Château du Bois de la Salle

    D84
    22290 Pléguien
Château du Bois de la Salle
Château du Bois de la Salle
Château du Bois de la Salle
Château du Bois de la Salle
Château du Bois de la Salle
Château du Bois de la Salle
Château du Bois de la Salle
Château du Bois de la Salle
Château du Bois de la Salle
Château du Bois de la Salle
Château du Bois de la Salle
Château du Bois de la Salle
Château du Bois de la Salle
Château du Bois de la Salle
Château du Bois de la Salle
Crédit photo : Crepi22 - Sous licence Creative Commons

Timeline

Renaissance
Temps modernes
Révolution/Empire
XIXe siècle
Époque contemporaine
1600
1700
1800
1900
2000
début XVIe siècle
Original edles Haus
1702
Gartenbau
1706
Abschluss des Teichs
1718
Bau von Gemeinden
1723
Fertigstellung des Pavillons und der Kapelle
1795
Revolutionäre Degradationen
1993
Historisches Denkmal
Aujourd'hui
Aujourd'hui

Kulturgüter

Zusammen gebildet durch das Schloss, die Nebengebäude, die Kapelle, die Dovecote, die Orangerie, das Ehrengericht und den Garten (cad. D 753, 754, 756, 757, 763, 769 bis 771): Anmeldung per Bestellung vom 24. Dezember 1993

Kennzahlen

Corlay - Sculptor Autor von Skulpturen von 1723

Ursprung und Geschichte

Das Château du Bois de la Salle, befindet sich in Pléguien in der Côtes-d Ursprünglich, zu Beginn des 16. Jahrhunderts, es war ein edles Haus, das zu erblichen Klerikern des Lanvollon Hofes gehörte. Das heutige Set mit seinen im Jahre 1702 gebauten Gärten und seinem 1706 abgeschlossenen Teich spiegelt die großen Veränderungen in den frühen 1700er Jahren wider, einschließlich der Höhe der Böden und der Bau der Gemeinden im Jahre 1718.
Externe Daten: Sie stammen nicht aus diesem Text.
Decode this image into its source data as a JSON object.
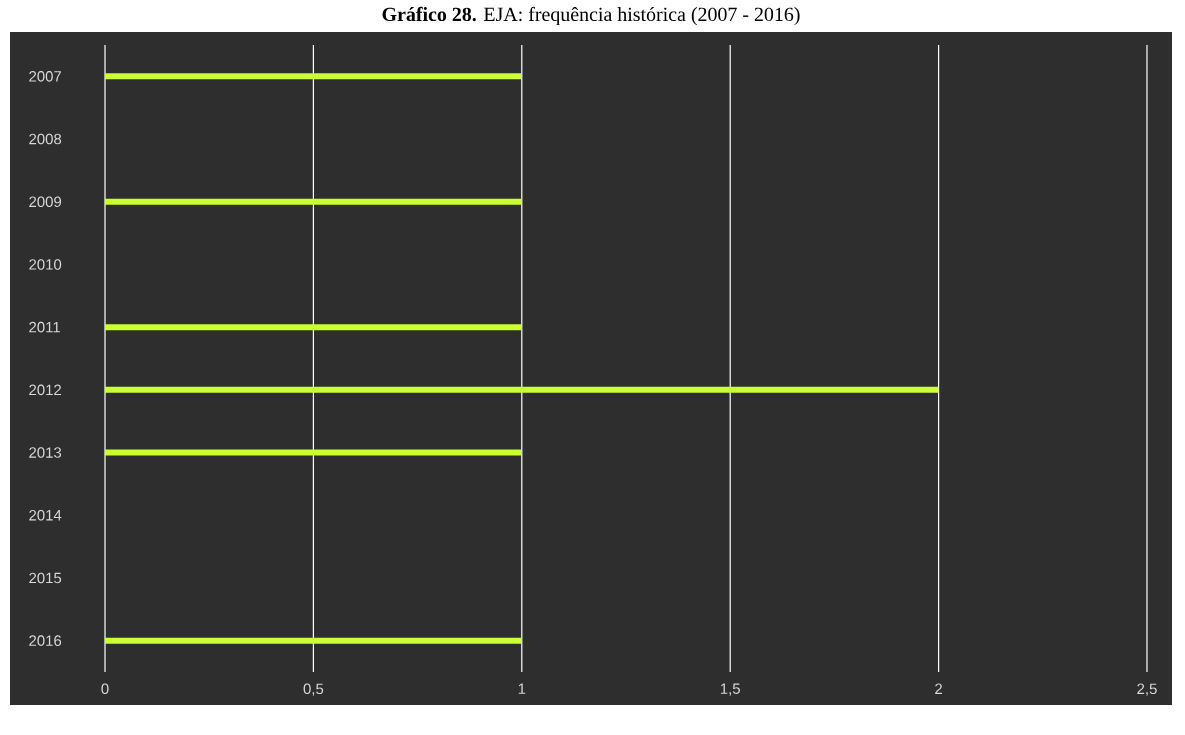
{
  "chart_data": {
    "type": "bar",
    "orientation": "horizontal",
    "title": "**Gráfico 28.** EJA: frequência histórica (2007 - 2016)",
    "categories": [
      "2007",
      "2008",
      "2009",
      "2010",
      "2011",
      "2012",
      "2013",
      "2014",
      "2015",
      "2016"
    ],
    "values": [
      1,
      0,
      1,
      0,
      1,
      2,
      1,
      0,
      0,
      1
    ],
    "color": "#ccff33",
    "xlim": [
      0,
      2.5
    ],
    "xticks": [
      0,
      {
        "value": 0.5,
        "label": "0,5"
      },
      1,
      {
        "value": 1.5,
        "label": "1,5"
      },
      2,
      {
        "value": 2.5,
        "label": "2,5"
      }
    ],
    "grid": "x"
  }
}
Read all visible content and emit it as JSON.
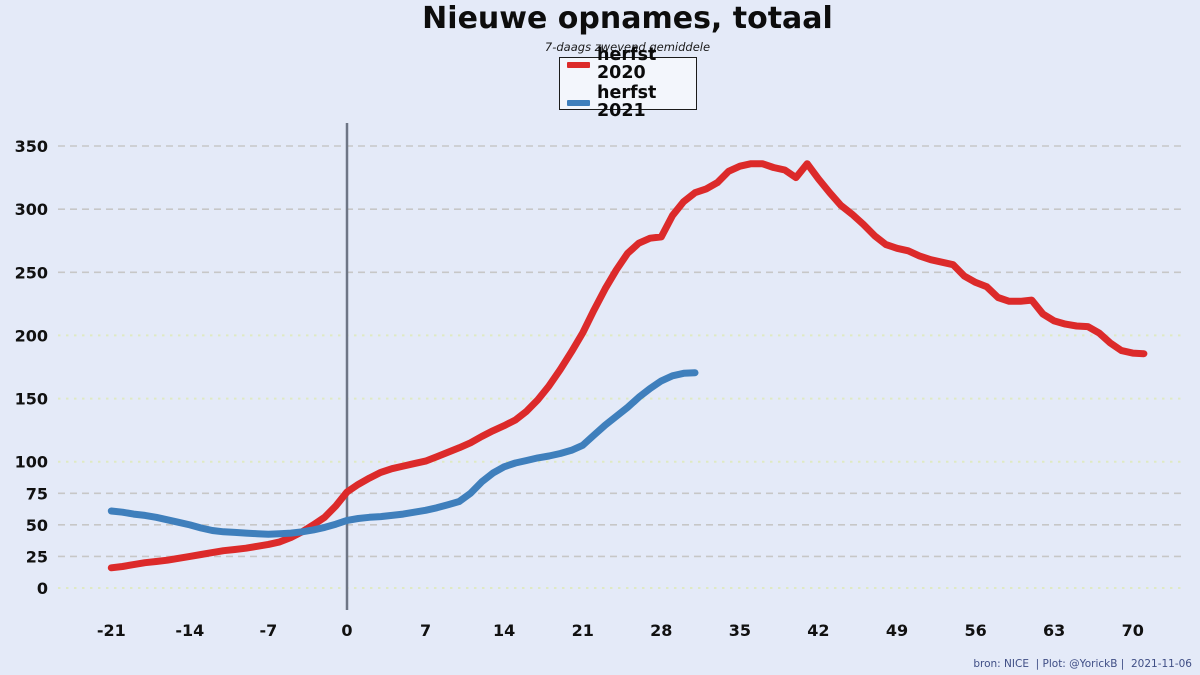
{
  "figure": {
    "title": "Nieuwe opnames, totaal",
    "subtitle": "7-daags zwevend gemiddele",
    "footer": "bron: NICE  | Plot: @YorickB |  2021-11-06",
    "background_color": "#e4eaf8"
  },
  "legend": {
    "position": "top-center",
    "items": [
      {
        "label": "herfst 2020",
        "color": "#dc2a2a"
      },
      {
        "label": "herfst 2021",
        "color": "#3f7fbc"
      }
    ]
  },
  "chart_data": {
    "type": "line",
    "title": "Nieuwe opnames, totaal",
    "subtitle": "7-daags zwevend gemiddele",
    "xlabel": "",
    "ylabel": "",
    "grid": true,
    "legend_position": "top-center",
    "legend_entries": [
      "herfst 2020",
      "herfst 2021"
    ],
    "xlim": [
      -25.7,
      75.1
    ],
    "ylim": [
      0,
      368
    ],
    "xticks": [
      -21,
      -14,
      -7,
      0,
      7,
      14,
      21,
      28,
      35,
      42,
      49,
      56,
      63,
      70
    ],
    "yticks": [
      0,
      25,
      50,
      75,
      100,
      150,
      200,
      250,
      300,
      350
    ],
    "highlight_gridlines": [
      0,
      100,
      150,
      200
    ],
    "zero_vline_x": 0,
    "series": [
      {
        "name": "herfst 2020",
        "color": "#dc2a2a",
        "x": [
          -21,
          -20,
          -19,
          -18,
          -17,
          -16,
          -15,
          -14,
          -13,
          -12,
          -11,
          -10,
          -9,
          -8,
          -7,
          -6,
          -5,
          -4,
          -3,
          -2,
          -1,
          0,
          1,
          2,
          3,
          4,
          5,
          6,
          7,
          8,
          9,
          10,
          11,
          12,
          13,
          14,
          15,
          16,
          17,
          18,
          19,
          20,
          21,
          22,
          23,
          24,
          25,
          26,
          27,
          28,
          29,
          30,
          31,
          32,
          33,
          34,
          35,
          36,
          37,
          38,
          39,
          40,
          41,
          42,
          43,
          44,
          45,
          46,
          47,
          48,
          49,
          50,
          51,
          52,
          53,
          54,
          55,
          56,
          57,
          58,
          59,
          60,
          61,
          62,
          63,
          64,
          65,
          66,
          67,
          68,
          69,
          70,
          71
        ],
        "values": [
          16,
          17,
          18.5,
          20,
          21,
          22,
          23.5,
          25,
          26.5,
          28,
          29.5,
          30.5,
          31.5,
          33,
          34.5,
          36.5,
          40,
          44.5,
          50,
          56,
          65,
          76,
          82,
          87,
          91.5,
          94.5,
          96.5,
          98.5,
          100.5,
          104,
          107.5,
          111,
          115,
          120,
          124.5,
          128.5,
          133,
          140,
          149,
          160,
          173,
          187,
          202,
          220,
          237,
          252,
          265,
          273,
          277,
          278,
          295,
          306,
          313,
          316,
          321,
          330,
          334,
          336,
          336,
          333,
          331,
          325,
          336,
          324,
          313,
          303,
          296,
          288,
          279,
          272,
          269,
          267,
          263,
          260,
          258,
          256,
          247,
          242,
          238.5,
          230,
          227,
          227,
          228,
          217,
          211.5,
          209,
          207.5,
          207,
          202,
          194,
          188,
          186,
          185.5
        ]
      },
      {
        "name": "herfst 2021",
        "color": "#3f7fbc",
        "x": [
          -21,
          -20,
          -19,
          -18,
          -17,
          -16,
          -15,
          -14,
          -13,
          -12,
          -11,
          -10,
          -9,
          -8,
          -7,
          -6,
          -5,
          -4,
          -3,
          -2,
          -1,
          0,
          1,
          2,
          3,
          4,
          5,
          6,
          7,
          8,
          9,
          10,
          11,
          12,
          13,
          14,
          15,
          16,
          17,
          18,
          19,
          20,
          21,
          22,
          23,
          24,
          25,
          26,
          27,
          28,
          29,
          30,
          31
        ],
        "values": [
          61,
          60,
          58.5,
          57.5,
          56,
          54,
          52,
          50,
          47.5,
          45.5,
          44.5,
          44,
          43.5,
          43,
          42.5,
          43,
          43.5,
          44.5,
          46,
          48,
          50.5,
          53.5,
          55,
          56,
          56.5,
          57.5,
          58.5,
          60,
          61.5,
          63.5,
          66,
          68.5,
          75,
          84,
          91,
          96,
          99,
          101,
          103,
          104.5,
          106.5,
          109,
          113,
          121,
          129,
          136,
          143,
          151,
          158,
          164,
          168,
          170,
          170.5
        ]
      }
    ]
  }
}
1723 markierte der Pavillon und die Kapelle, mit Skulpturen von Corlay dekoriert, den Höhepunkt der Werke. Die Französische Revolution hatte Auswirkungen auf das Feld: sie wurde 1795 zum Nationalen erklärt und erlitt Schäden durch republikanische Soldaten. Die Architektur des Schlosses, organisiert um einen Hof durch ein Tor geschlossen, umfasst Nebengebäude (Verkauf und Kapelle), einen unteren Hof mit Commons, sowie einen Garten mit einer Orangerie und einer Taube. Überreste einer feudalen Motte oder eines römischen Lagers bleiben im Wald, was eine frühere historische Dimension hinzufügt.
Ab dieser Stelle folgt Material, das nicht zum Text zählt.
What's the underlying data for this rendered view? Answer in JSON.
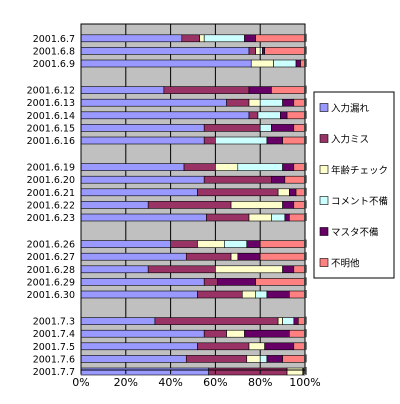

Das Schloss der Bois de la Salle, das 1993 zum Historischen Denkmal zählt, illustriert die Entwicklung einer seigneurialen Residenz in einen zusammenhängenden architektonischen Komplex, der Wohn-, Religions- und Landwirtschaftsfunktionen (Abhängigkeiten) kombiniert. Seine Dovecote, typisch für Edelbesitzer, und ihre strukturierten Gärten bezeugen von der Bedeutung, die sowohl Prestige als auch wirtschaftliche Autonomie unter dem alten Regime einhergeht. Corlays Skulpturen, obwohl schlecht dokumentiert, unterstreichen den Einfluss lokaler Handwerker in der Verschönerung der aristokratischen Residenzen Bretons.